I’ve been trying to get State Machine into print for, oh…three months? August, June, July… Yes. Three months.
I love Rose’s cover art for this book. It’s Rachel sitting by the FDR Memorial before things went pear-shaped. When I approached Rose about this cover, I said that it had something to do with an ancient artifact lost at sea, and sent her a few images of the Antikythera Mechanism. She picked a color palate from them and ran with it.
There’s light, there’s life, there’s water… Man, I love it. And on the first proof I got back from CreateSpace, they did it right. If I hadn’t needed to fix a few misspellings, I’d have run with it.
Second proof? Not so much. Take a look at this nonsense:

Left: Second proof. Woo. Colors.
That’s…uh. That’s not so good. If that second proof was part of a shipment and not a one-off, I would have refused it, and not just because of that sickly washed-out green. See the spine?
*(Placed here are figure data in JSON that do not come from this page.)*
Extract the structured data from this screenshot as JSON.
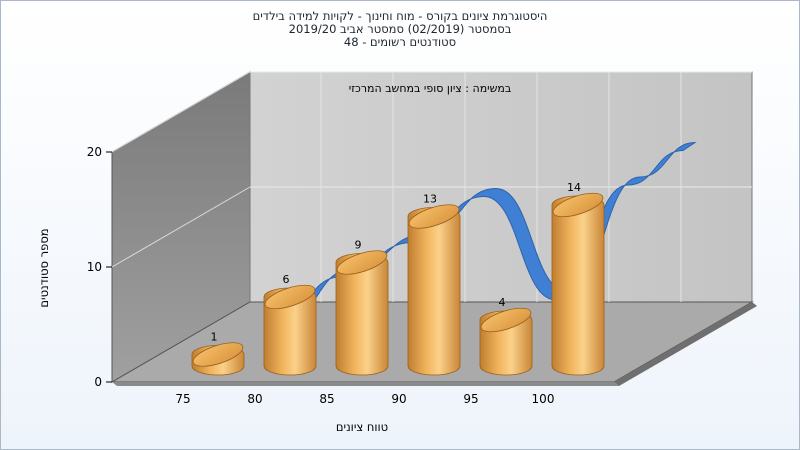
{
  "chart_data": {
    "type": "bar",
    "title_lines": [
      "היסטוגרמת ציונים בקורס - מוח וחינוך - לקויות למידה בילדים",
      "בסמסטר  (02/2019)  סמסטר אביב 2019/20",
      "סטודנטים רשומים - 48"
    ],
    "legend_text": "במשימה : ציון סופי במחשב המרכזי",
    "xlabel": "טווח ציונים",
    "ylabel": "מספר סטודנטים",
    "x_ticks": [
      "75",
      "80",
      "85",
      "90",
      "95",
      "100"
    ],
    "y_ticks": [
      "0",
      "10",
      "20"
    ],
    "ylim": [
      0,
      20
    ],
    "categories": [
      "75-80",
      "80-85",
      "85-90",
      "90-95",
      "95-100",
      "100"
    ],
    "values": [
      1,
      6,
      9,
      13,
      4,
      14
    ],
    "data_labels": [
      "1",
      "6",
      "9",
      "13",
      "4",
      "14"
    ],
    "trend_line": true,
    "grid": true,
    "colors": {
      "bar": "#e8a64a",
      "bar_light": "#fbd48e",
      "bar_dark": "#b9762a",
      "trend": "#3f7fd4",
      "back_wall": "#c9c9c9",
      "side_wall": "#8a8a8a",
      "floor": "#a9a9a9"
    }
  }
}
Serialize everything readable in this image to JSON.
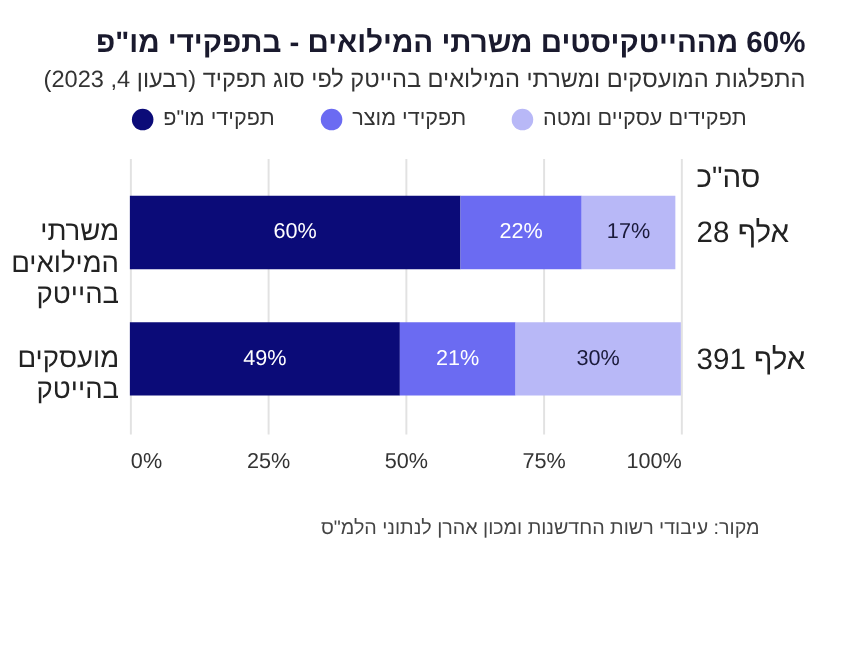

Bottom book is second proof.
That’s a 1/8″ misalignment between where the spine should sit and where it falls. Good on Proof 1, bad on Proof 2. Keep in mind the same cover format was applied to both proof versions.
I’m well aware there are tradeoffs for the luxury of working with a POD service, but there’s no reason for this degree of discrepancy in cover colors and alignment. Any POD company with a decent program just has to flip a switch and the machines put everything together in a tidy standardized package. CreateSpace is an Amazon company–they have a decent program. So, either the cover for Proof 2 came off of a machine that hadn’t been calibrated, or Jeremy the Intern was dicking around with the settings again.
(I should note that these problems are related to the cover copy only; the interior copy is great for both proofs.)
To their credit, after I went back-and-forth with their customer service folks, CreateSpace is sending me a third proof at no cost. It should be here by Friday. If it looks good, I’ll make State Machine live and order the restock for the store. If it doesn’t, it’s back to the customer service windmill again because I really don’t want to sell crappy books.